Baillie Gifford UK Growth Trust’s short-term performance “continued to disappoint” due to persistent headwinds befalling the UK economy, the firm said in its latest set of half year results.
For the six months to 31 October, the trust’s net asset value (NAV) per share total return was -10.9%, while the FTSE All-Share Index lost -5.8%.
Of the performance, the UK growth trust said: “The paradox is that in operational terms the portfolio in general is continuing to perform satisfactorily and therefore portfolio activity was relatively low.”
The share price total return for the period was also down 11.9%, while its discount widened to 13% from 11.8% at the end of April.

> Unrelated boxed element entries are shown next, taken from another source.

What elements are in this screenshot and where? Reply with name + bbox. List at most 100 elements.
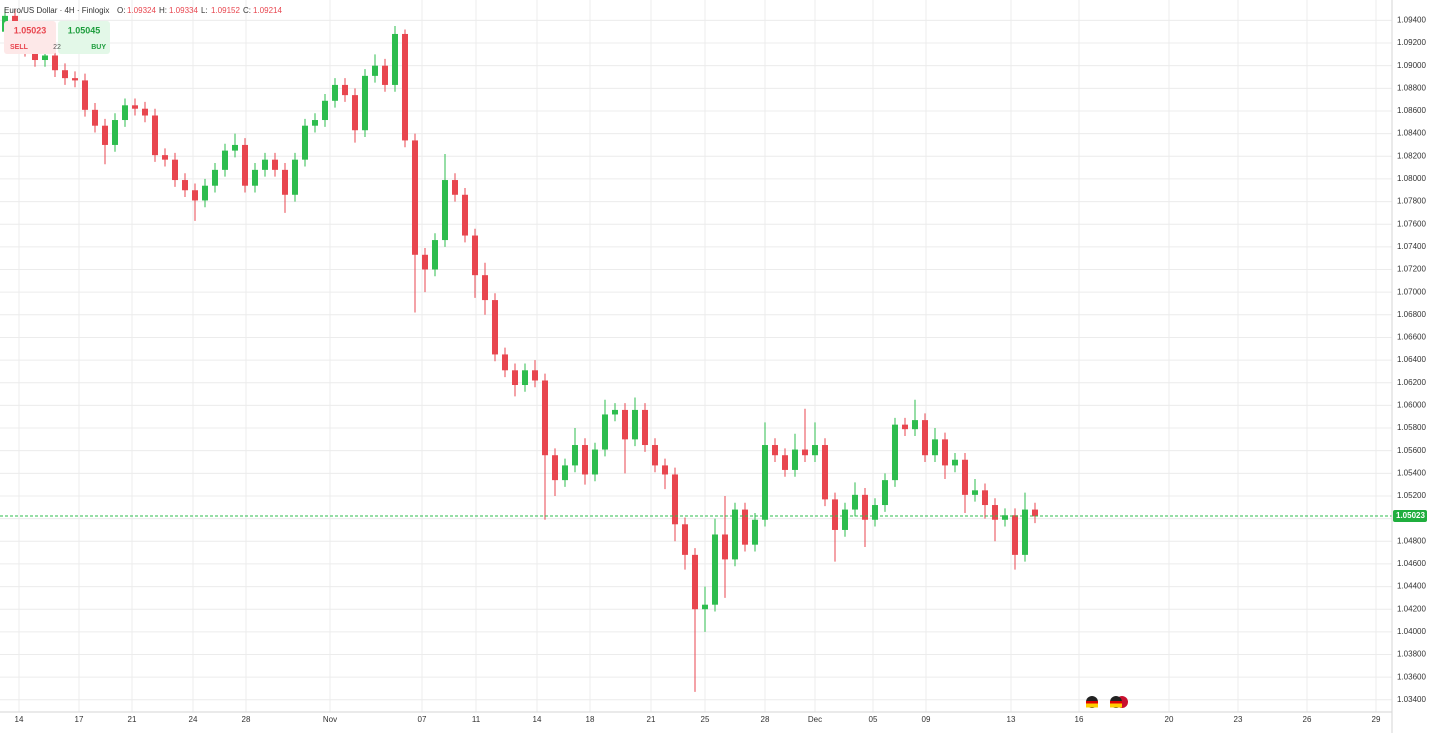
y-tick-label: 1.04400 xyxy=(1397,582,1426,591)
y-tick-label: 1.06200 xyxy=(1397,378,1426,387)
candle-body xyxy=(632,409,638,440)
candle-body xyxy=(322,100,328,121)
candle-body xyxy=(732,509,738,560)
y-tick-label: 1.04000 xyxy=(1397,627,1426,636)
candle-body xyxy=(892,424,898,481)
x-tick-label: 20 xyxy=(1165,715,1174,724)
candle-body xyxy=(362,75,368,131)
candle-body xyxy=(262,159,268,170)
candle-body xyxy=(232,144,238,151)
flag-stripe xyxy=(1086,701,1098,704)
candle-body xyxy=(1022,509,1028,555)
candle-body xyxy=(282,169,288,195)
ohlc-label: C: xyxy=(243,6,251,15)
axes: 1.03400 1.03600 1.03800 1.04000 1.04200 1.044… xyxy=(15,15,1427,724)
y-tick-label: 1.06400 xyxy=(1397,355,1426,364)
event-flags[interactable] xyxy=(1086,696,1128,708)
candle-body xyxy=(982,490,988,506)
y-tick-label: 1.03600 xyxy=(1397,672,1426,681)
y-tick-label: 1.04600 xyxy=(1397,559,1426,568)
candle-body xyxy=(702,604,708,610)
x-tick-label: 13 xyxy=(1007,715,1016,724)
y-tick-label: 1.09200 xyxy=(1397,38,1426,47)
candle-body xyxy=(292,159,298,195)
candle-body xyxy=(372,65,378,76)
x-tick-label: 25 xyxy=(701,715,710,724)
y-tick-label: 1.07800 xyxy=(1397,197,1426,206)
last-price-badge xyxy=(1393,510,1427,523)
x-tick-label: 09 xyxy=(922,715,931,724)
y-tick-label: 1.05200 xyxy=(1397,491,1426,500)
candle-body xyxy=(132,105,138,109)
candle-body xyxy=(452,180,458,195)
candle-body xyxy=(802,449,808,456)
candle-body xyxy=(512,370,518,386)
x-tick-label: 17 xyxy=(75,715,84,724)
candle-body xyxy=(212,169,218,186)
flag-stripe xyxy=(1110,703,1122,708)
y-tick-label: 1.07400 xyxy=(1397,242,1426,251)
candle-body xyxy=(742,509,748,545)
candle-body xyxy=(182,180,188,191)
candle-body xyxy=(32,49,38,61)
grid xyxy=(0,0,1392,712)
x-tick-label: 29 xyxy=(1372,715,1381,724)
candle-body xyxy=(422,254,428,270)
x-tick-label: 21 xyxy=(647,715,656,724)
candle-body xyxy=(342,84,348,96)
overlay: Euro/US Dollar · 4H · Finlogix O: 1.09324… xyxy=(4,6,1128,708)
chart-title: Euro/US Dollar · 4H · Finlogix xyxy=(4,6,109,15)
y-tick-label: 1.06600 xyxy=(1397,333,1426,342)
x-tick-label: 28 xyxy=(242,715,251,724)
y-tick-label: 1.08800 xyxy=(1397,83,1426,92)
candle-body xyxy=(542,380,548,456)
x-tick-label: 28 xyxy=(761,715,770,724)
candle-body xyxy=(622,409,628,440)
candle-body xyxy=(992,505,998,520)
candle-body xyxy=(872,505,878,520)
candle-body xyxy=(1032,509,1038,517)
y-tick-label: 1.05800 xyxy=(1397,423,1426,432)
sell-button[interactable] xyxy=(4,21,56,54)
candle-body xyxy=(312,120,318,126)
candle-body xyxy=(612,409,618,415)
candle-body xyxy=(762,445,768,520)
candle-body xyxy=(412,140,418,255)
y-tick-label: 1.07200 xyxy=(1397,265,1426,274)
candle-body xyxy=(62,70,68,79)
y-tick-label: 1.08200 xyxy=(1397,151,1426,160)
ohlc-value: 1.09334 xyxy=(169,6,198,15)
candle-body xyxy=(502,354,508,371)
buy-button[interactable] xyxy=(58,21,110,54)
candle-body xyxy=(162,155,168,160)
candle-body xyxy=(712,534,718,605)
candle-body xyxy=(192,190,198,201)
candle-body xyxy=(682,524,688,555)
candle-body xyxy=(402,33,408,141)
y-tick-label: 1.06000 xyxy=(1397,401,1426,410)
ohlc-value: 1.09324 xyxy=(127,6,156,15)
x-tick-label: 16 xyxy=(1075,715,1084,724)
candle-body xyxy=(172,159,178,181)
candle-body xyxy=(112,120,118,145)
y-tick-label: 1.08400 xyxy=(1397,129,1426,138)
candle-body xyxy=(72,78,78,81)
y-tick-label: 1.05600 xyxy=(1397,446,1426,455)
candle-body xyxy=(752,519,758,545)
candle-body xyxy=(882,480,888,506)
y-tick-label: 1.06800 xyxy=(1397,310,1426,319)
y-tick-label: 1.09400 xyxy=(1397,15,1426,24)
spread: 22 xyxy=(53,44,61,51)
y-tick-label: 1.09000 xyxy=(1397,61,1426,70)
y-tick-label: 1.07600 xyxy=(1397,219,1426,228)
ohlc-label: O: xyxy=(117,6,125,15)
flag-stripe xyxy=(1110,701,1122,704)
candle-body xyxy=(842,509,848,530)
y-tick-label: 1.05400 xyxy=(1397,468,1426,477)
x-tick-label: 26 xyxy=(1303,715,1312,724)
candle-body xyxy=(272,159,278,170)
candle-body xyxy=(652,445,658,466)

Three main drags on performance were Howden Joinery, Autotrader, and Volution. The trust said: “In all three cases, despite strong trading, the market is worried about the impact of an economic downturn in the short term although all of these businesses have compelling growth opportunities over the longer term and strong balance sheets to weather any near-term turbulence.”
The firm exited Just Eat and labelled its decision not to sell sooner a “mistake” following the food delivery company’s “disastrous” US takeover. Meanwhile, stakes in IT firms Softcat and Kainos were added to the portfolio.
Looking ahead, fund managers Iain McCombie and Milena Mileva (pictured) said they were developing investment ideas that may be mispriced in the current economic environment.
They said: “We are not market timers or forecasters, but the evidence of a growing opportunity set of potential investments shows there is an interesting and growing disconnect between top-down perceptions of the UK market and what we are starting to see in terms of long-term opportunities for growth investors, notwithstanding the near-term economic challenges.”